Referenced: http://www.mapinc.org/drugnews/v04/n1558/a14.html

WAR ON DRUGS GOES ON WITH NO APPARENT END

To the Editor:

Katherine Cummings '06 ("Taking their eyes off the ball," Nov. 1) wants to 
talk about drugs. I do, too.  I write as scholar and translator, citizen 
activist, Brown doctorate, and as mother, grandmother and longtime member 
of the academic/artistic community.

Political campaigning, adapted to relatively "safe" and "popular" 
assertions, slogans and opportunistic insults, tends to avoid basic 
questions about where money comes from and how it's really spent. Even the 
gross national product omits lucrative illegal drug-dealing - as I was 
surprised to learn years ago on a visit to the New York Stock Exchange, at 
a time when marijuana was the second-largest cash-crop of California. This 
year, according to an article on the front page of USA Today, Afghanistan 
has had a bumper crop of poppies, its largest production of heroin ever.

Only a small proportion of its cash value (which is in the tens of 
billions) will remain in Afghanistan; most of the crop is destined for 
Europe. I haven't checked out the latest on cocaine. Study of the annual 
New York Times Index of headlines over recent decades reveals the 
escalation of bulk quantities of illegal drugs seized and of their dollar 
value - though not necessarily what happens to the seized goods or their 
dollar value.

Cummings writes about a "war" that puts too many of the young, poor and 
dark-skinned in jail; but I am concerned about how that war enters schools 
that oppress the young, diagnose rich and poor with ADD and other ailments 
I never heard about when I was young and medicate these children legally - 
while some are already finding their own consciousness-altering substances 
to imbibe, ingest, inhale and inject. Just as one can get an education in 
prison, so too one can be locked up (and locked away) in school.

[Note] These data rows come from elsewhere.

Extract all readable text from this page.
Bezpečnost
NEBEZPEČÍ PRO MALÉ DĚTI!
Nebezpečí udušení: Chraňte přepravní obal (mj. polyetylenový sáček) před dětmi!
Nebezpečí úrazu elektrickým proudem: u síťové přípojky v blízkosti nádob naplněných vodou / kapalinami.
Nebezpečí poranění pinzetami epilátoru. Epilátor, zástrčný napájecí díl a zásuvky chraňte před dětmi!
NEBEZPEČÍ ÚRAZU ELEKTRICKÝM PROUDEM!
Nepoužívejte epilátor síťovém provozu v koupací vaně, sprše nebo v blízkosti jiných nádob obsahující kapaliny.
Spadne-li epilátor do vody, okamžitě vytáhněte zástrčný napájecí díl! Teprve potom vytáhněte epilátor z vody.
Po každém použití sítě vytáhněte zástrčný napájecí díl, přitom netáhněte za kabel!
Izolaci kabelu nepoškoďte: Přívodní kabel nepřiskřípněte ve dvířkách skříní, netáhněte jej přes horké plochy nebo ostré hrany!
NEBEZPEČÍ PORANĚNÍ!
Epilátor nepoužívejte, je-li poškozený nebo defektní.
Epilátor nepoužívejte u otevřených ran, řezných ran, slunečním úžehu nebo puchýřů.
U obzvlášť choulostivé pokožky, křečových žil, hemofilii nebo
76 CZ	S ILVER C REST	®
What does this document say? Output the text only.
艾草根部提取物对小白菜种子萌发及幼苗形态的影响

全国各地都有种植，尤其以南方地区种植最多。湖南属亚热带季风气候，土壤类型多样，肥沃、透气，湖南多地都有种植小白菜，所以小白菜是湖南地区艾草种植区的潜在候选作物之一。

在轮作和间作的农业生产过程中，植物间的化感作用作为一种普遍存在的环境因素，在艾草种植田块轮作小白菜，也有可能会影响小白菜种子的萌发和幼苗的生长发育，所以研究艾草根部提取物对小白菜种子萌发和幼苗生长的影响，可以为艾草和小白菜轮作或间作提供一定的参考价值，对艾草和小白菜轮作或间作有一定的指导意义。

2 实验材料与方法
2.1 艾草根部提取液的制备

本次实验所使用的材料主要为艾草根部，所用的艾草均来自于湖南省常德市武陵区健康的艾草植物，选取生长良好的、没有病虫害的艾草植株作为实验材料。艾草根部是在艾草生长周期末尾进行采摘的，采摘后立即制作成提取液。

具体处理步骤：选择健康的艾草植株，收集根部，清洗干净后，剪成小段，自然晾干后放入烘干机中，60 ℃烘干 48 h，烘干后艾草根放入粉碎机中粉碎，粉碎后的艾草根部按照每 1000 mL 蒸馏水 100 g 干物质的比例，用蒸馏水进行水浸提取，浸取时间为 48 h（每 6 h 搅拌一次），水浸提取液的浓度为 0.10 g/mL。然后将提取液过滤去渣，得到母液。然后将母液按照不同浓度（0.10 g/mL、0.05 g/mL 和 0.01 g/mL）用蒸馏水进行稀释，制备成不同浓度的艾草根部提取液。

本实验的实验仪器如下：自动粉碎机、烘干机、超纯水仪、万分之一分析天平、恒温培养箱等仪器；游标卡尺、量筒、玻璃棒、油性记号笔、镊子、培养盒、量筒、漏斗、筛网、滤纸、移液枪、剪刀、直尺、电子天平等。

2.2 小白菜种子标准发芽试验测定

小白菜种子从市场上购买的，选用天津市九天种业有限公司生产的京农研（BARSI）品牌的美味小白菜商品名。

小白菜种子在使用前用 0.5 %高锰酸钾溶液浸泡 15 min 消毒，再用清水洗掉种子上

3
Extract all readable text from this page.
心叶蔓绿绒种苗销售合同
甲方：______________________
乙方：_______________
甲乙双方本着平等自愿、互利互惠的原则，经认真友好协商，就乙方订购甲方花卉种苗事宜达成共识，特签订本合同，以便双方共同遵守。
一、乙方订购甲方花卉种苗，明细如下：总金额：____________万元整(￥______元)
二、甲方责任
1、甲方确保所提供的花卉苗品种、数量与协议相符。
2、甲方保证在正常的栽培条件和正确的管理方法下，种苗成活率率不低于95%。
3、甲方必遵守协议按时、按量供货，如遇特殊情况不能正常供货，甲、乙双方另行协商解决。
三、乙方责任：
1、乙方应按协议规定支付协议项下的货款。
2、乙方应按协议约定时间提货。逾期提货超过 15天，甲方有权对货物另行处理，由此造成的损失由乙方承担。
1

All middle schools in Providence, for instance, are defined as failing 
schools. It is no surprise if the lively and enterprising young shut up in 
them find mind-altering excitement on their own. I see groups defined as 
"students" straggling to nearby Hope High in the very late morning, on 
their way not to learn, but to eat lunch; others arrive on time, true, but 
I have smelled pot smoke in the building's corridors.

As for job performance: drugs may at times impede it, at times enhance it, 
but often it's drugs that make the job tolerable. Too bad Cummings did not 
bring her questions to the attention of New York University law professor 
Derrick Bell, who was quoted in the same issue of The Herald. The "new 
answers" she calls for will, it seems, have to come from her generation.